Di conseguenza, l’esigenza – costituzionalmente rilevante – di salvaguardare il principio di «ragionevolezza» e l’effettività del diritto di difesa del convenuto impongono di ritenere che, con riferimento proprio alla possibilità per il convenuto di chiamare terzi in causa, nonostante il tenore letterale del comma 5 dell’art. 702 bis, il legislatore minus dixit quam voluit, e dunque che, in realtà, il convenuto possa chiamare terzi in causa per tutte le ipotesi di cui all’art. 106 c.p.c. (sia perché ritiene la causa comune al terzo, sia perché pretende di essere garantito dal terzo) (in senso contrario Trib. Genova, 16.1.2010, in Foro it., 2010, I, 1648 ss.).
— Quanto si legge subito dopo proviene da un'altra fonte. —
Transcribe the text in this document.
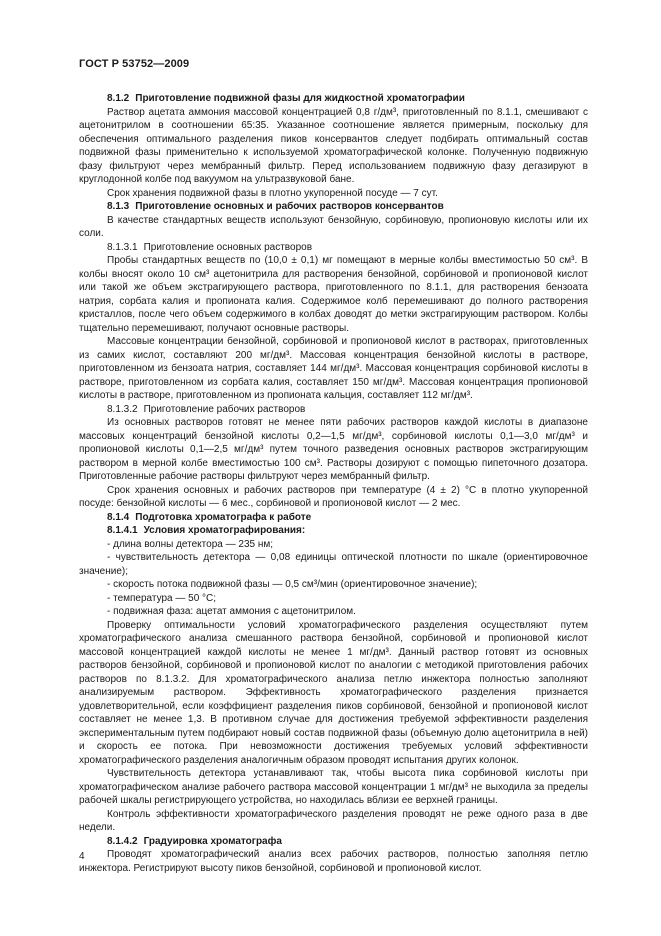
ГОСТ Р 53752—2009

8.1.2 Приготовление подвижной фазы для жидкостной хроматографии

Раствор ацетата аммония массовой концентрацией 0,8 г/дм³, приготовленный по 8.1.1, смешивают с ацетонитрилом в соотношении 65:35. Указанное соотношение является примерным, поскольку для обеспечения оптимального разделения пиков консервантов следует подбирать оптимальный состав подвижной фазы применительно к используемой хроматографической колонке. Полученную подвижную фазу фильтруют через мембранный фильтр. Перед использованием подвижную фазу дегазируют в круглодонной колбе под вакуумом на ультразвуковой бане.

Срок хранения подвижной фазы в плотно укупоренной посуде — 7 сут.

8.1.3 Приготовление основных и рабочих растворов консервантов

В качестве стандартных веществ используют бензойную, сорбиновую, пропионовую кислоты или их соли.

8.1.3.1 Приготовление основных растворов

Пробы стандартных веществ по (10,0 ± 0,1) мг помещают в мерные колбы вместимостью 50 см³. В колбы вносят около 10 см³ ацетонитрила для растворения бензойной, сорбиновой и пропионовой кислот или такой же объем экстрагирующего раствора, приготовленного по 8.1.1, для растворения бензоата натрия, сорбата калия и пропионата калия. Содержимое колб перемешивают до полного растворения кристаллов, после чего объем содержимого в колбах доводят до метки экстрагирующим раствором. Колбы тщательно перемешивают, получают основные растворы.

Массовые концентрации бензойной, сорбиновой и пропионовой кислот в растворах, приготовленных из самих кислот, составляют 200 мг/дм³. Массовая концентрация бензойной кислоты в растворе, приготовленном из бензоата натрия, составляет 144 мг/дм³. Массовая концентрация сорбиновой кислоты в растворе, приготовленном из сорбата калия, составляет 150 мг/дм³. Массовая концентрация пропионовой кислоты в растворе, приготовленном из пропионата кальция, составляет 112 мг/дм³.

8.1.3.2 Приготовление рабочих растворов

Из основных растворов готовят не менее пяти рабочих растворов каждой кислоты в диапазоне массовых концентраций бензойной кислоты 0,2—1,5 мг/дм³, сорбиновой кислоты 0,1—3,0 мг/дм³ и пропионовой кислоты 0,1—2,5 мг/дм³ путем точного разведения основных растворов экстрагирующим раствором в мерной колбе вместимостью 100 см³. Растворы дозируют с помощью пипеточного дозатора. Приготовленные рабочие растворы фильтруют через мембранный фильтр.

Срок хранения основных и рабочих растворов при температуре (4 ± 2) °С в плотно укупоренной посуде: бензойной кислоты — 6 мес., сорбиновой и пропионовой кислот — 2 мес.

8.1.4 Подготовка хроматографа к работе

8.1.4.1 Условия хроматографирования:

- длина волны детектора — 235 нм;

- чувствительность детектора — 0,08 единицы оптической плотности по шкале (ориентировочное значение);

- скорость потока подвижной фазы — 0,5 см³/мин (ориентировочное значение);

- температура — 50 °С;

- подвижная фаза: ацетат аммония с ацетонитрилом.

Проверку оптимальности условий хроматографического разделения осуществляют путем хроматографического анализа смешанного раствора бензойной, сорбиновой и пропионовой кислот массовой концентрацией каждой кислоты не менее 1 мг/дм³. Данный раствор готовят из основных растворов бензойной, сорбиновой и пропионовой кислот по аналогии с методикой приготовления рабочих растворов по 8.1.3.2. Для хроматографического анализа петлю инжектора полностью заполняют анализируемым раствором. Эффективность хроматографического разделения признается удовлетворительной, если коэффициент разделения пиков сорбиновой, бензойной и пропионовой кислот составляет не менее 1,3. В противном случае для достижения требуемой эффективности разделения экспериментальным путем подбирают новый состав подвижной фазы (объемную долю ацетонитрила в ней) и скорость ее потока. При невозможности достижения требуемых условий эффективности хроматографического разделения аналогичным образом проводят испытания других колонок.

Чувствительность детектора устанавливают так, чтобы высота пика сорбиновой кислоты при хроматографическом анализе рабочего раствора массовой концентрации 1 мг/дм³ не выходила за пределы рабочей шкалы регистрирующего устройства, но находилась вблизи ее верхней границы.

Контроль эффективности хроматографического разделения проводят не реже одного раза в две недели.

8.1.4.2 Градуировка хроматографа

Проводят хроматографический анализ всех рабочих растворов, полностью заполняя петлю инжектора. Регистрируют высоту пиков бензойной, сорбиновой и пропионовой кислот.

4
3.2 La conclusione della fase sommaria
Nonostante il non chiaro testo normativo dei primi 4 commi dell’art. 702 ter, sembra ragionevole ritenere che solo all’esito dell’udienza di comparizione si avrà la definizione del quod decidendum et probandum e, di conseguenza, potranno essere assunte le determinazioni del giudice circa la sussistenza o meno dei presupposti per procedere alla decisione «sommaria» della controversia. È indubbio, in ogni caso, che le determinazioni del giudice debbano assumere la forma dell’ordinanza. Parimenti indubbio è che la fase sommaria possa concludersi in quattro diversi modi (in caso di diserzione di entrambe le parti, invece, non dovrebbero applicarsi gli artt. 181 e 309 c.p.c., disposizioni, queste, previste per il giudizio a cognizione piena: così Trib. Verona, 11.1.2012, in IlCaso.it).
Stando a quel che prevede l’art. 702 ter, un primo esito del procedimento può essere di rigetto della domanda proposta per ragioni di rito. In realtà, il comma 1 dell’art. 702 ter prende in considerazione espressamente la sola ipotesi in cui il giudice adito si ritenga incompetente. E prevede che, in tal caso, debba pronunciarsi con ordinanza. Evidentemente, però, non può escludersi che la domanda proposta venga rigettata per ragioni di rito diverse dal profilo dell’incompetenza (ad es., per difetto di giurisdizione o per carenza di legittimazione ad agire o dell’interesse ad agire o per impossibilità giuridica della pretesa, ecc.).
In secondo luogo, il giudice attivato con il procedimento sommario potrebbe pervenire a dichiarare inammissibile, sempre con ordinanza, la domanda principale e/o quella riconvenzionale ad essere sottoposte al procedimento sommario (ad es., perché di competenza del tribunale in composizione collegiale o del giudice di pace). In questo caso l’ordinanza viene dichiarata espressamente non impugnabile dal comma 2 dell’art. 702 ter.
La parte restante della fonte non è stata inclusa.